Which Comes First, Toners, Creams, or Serums?

Serum or Face Cream?

It’s complicated; you have a cabinet full of toners, creams and serums and you don’t know what goes on when. Using products in the wrong order could mean you’re not getting the most for your money. Here’s a guide to make it easy for you.

1. Toners

Toners are astringents, which means they contract tissue like pores, making your face feel tighter. They often contain alcohols and are used to remove oil from the skin as well as tightening. Therefore, you should use them first. If you have dry or sensitive skin, however, you might skip them completely because they can make dryness worse.

2. Serums

Serums are liquid cosmetics. They usually have antioxidants or peptides to minimize the day’s damage done to your skin and to give you a more youthful appearance. Serums are applied first so that there’s nothing between their expensive ingredients and your skin. The exceptions are serums that contain silicone or dimethicone. Silicone helps lock moisture in your skin, but it also acts as a barrier hindering anything above it from getting to your skin. Silicone serums should be applied last. Like expensive serums, any prescription medications should also be applied first to ensure that their active ingredients penetrate the skin unhindered. If you have both, then apply the prescription first and the serum second.

3. Eye Cream and Face Cream

Face and eye creams can be simple moisturizers or complex anti-aging products. Eye creams usually have antioxidants to help restore this most delicate skin. If you have one, then apply it before your face cream. Otherwise, by applying your face cream first, you risk rubbing it into your eyes. Once your prescription medications (if any) serums, and eye creams have absorbed, then apply your face cream last. If your serum has silicone or dimethicone, then apply it last, so its protective ingredients are the outermost barrier.

Photo: Kavehkhkh, Flickr

9 thoughts on “Which Comes First, Toners, Creams, or Serums?”

  1. Great post! Could you also talk about the amount of time we have to wait between applying products? Sometimes I hear 15 minutes, sometimes I hear an hour!

  2. Very helpful post. Many people want to follow a proper skin care regimen but have no idea which products to use or how/when to apply them. @Sandra, I think that once you can feel that the product has been absorbed into the skin, you can apply another product on top. Serums, especially, absorb pretty quickly. Maybe the doc will disagree with me, but that is what I do and what we did in my aesthetics school.

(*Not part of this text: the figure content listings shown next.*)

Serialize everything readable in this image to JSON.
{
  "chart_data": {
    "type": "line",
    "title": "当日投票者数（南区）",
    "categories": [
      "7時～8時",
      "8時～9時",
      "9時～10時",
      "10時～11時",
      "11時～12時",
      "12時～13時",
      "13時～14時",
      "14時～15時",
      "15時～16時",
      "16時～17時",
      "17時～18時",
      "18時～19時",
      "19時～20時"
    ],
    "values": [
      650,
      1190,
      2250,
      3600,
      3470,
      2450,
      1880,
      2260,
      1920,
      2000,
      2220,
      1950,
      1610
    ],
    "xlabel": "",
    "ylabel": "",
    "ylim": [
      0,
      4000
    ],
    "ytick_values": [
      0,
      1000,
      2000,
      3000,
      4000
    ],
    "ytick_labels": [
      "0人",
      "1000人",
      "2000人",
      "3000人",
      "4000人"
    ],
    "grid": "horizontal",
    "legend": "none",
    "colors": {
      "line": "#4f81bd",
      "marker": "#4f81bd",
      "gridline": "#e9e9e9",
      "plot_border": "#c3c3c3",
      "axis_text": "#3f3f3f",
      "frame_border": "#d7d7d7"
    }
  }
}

  3. @sandra I agree with Hollistically Haute: once it’s absorbed, you can move on to your next product.

    @susan Applying a fade cream after a serum is likely fine, although most dermatologists would recommend that any prescription products be the first applied after washing.

  4. In another post you mentioned a study suggesting that oral antioxidant supplements are harmful, but it is still believed that topical antioxidants are a good idea? Just want to know if I should continue investing in expensive antioxidant serums. Thanks!

  5. Francine Glick says:

    My head is spinning from trying to find a good moisturizer for aged skin. I also applied a liquid vitimin C to my skin and now wondering what am I doin? Thanks

  6. Thanks for clearing that up.

  7. My head is spinning from trying to find a good moisturizer for my skin because I wan’t to be and beautyful someday.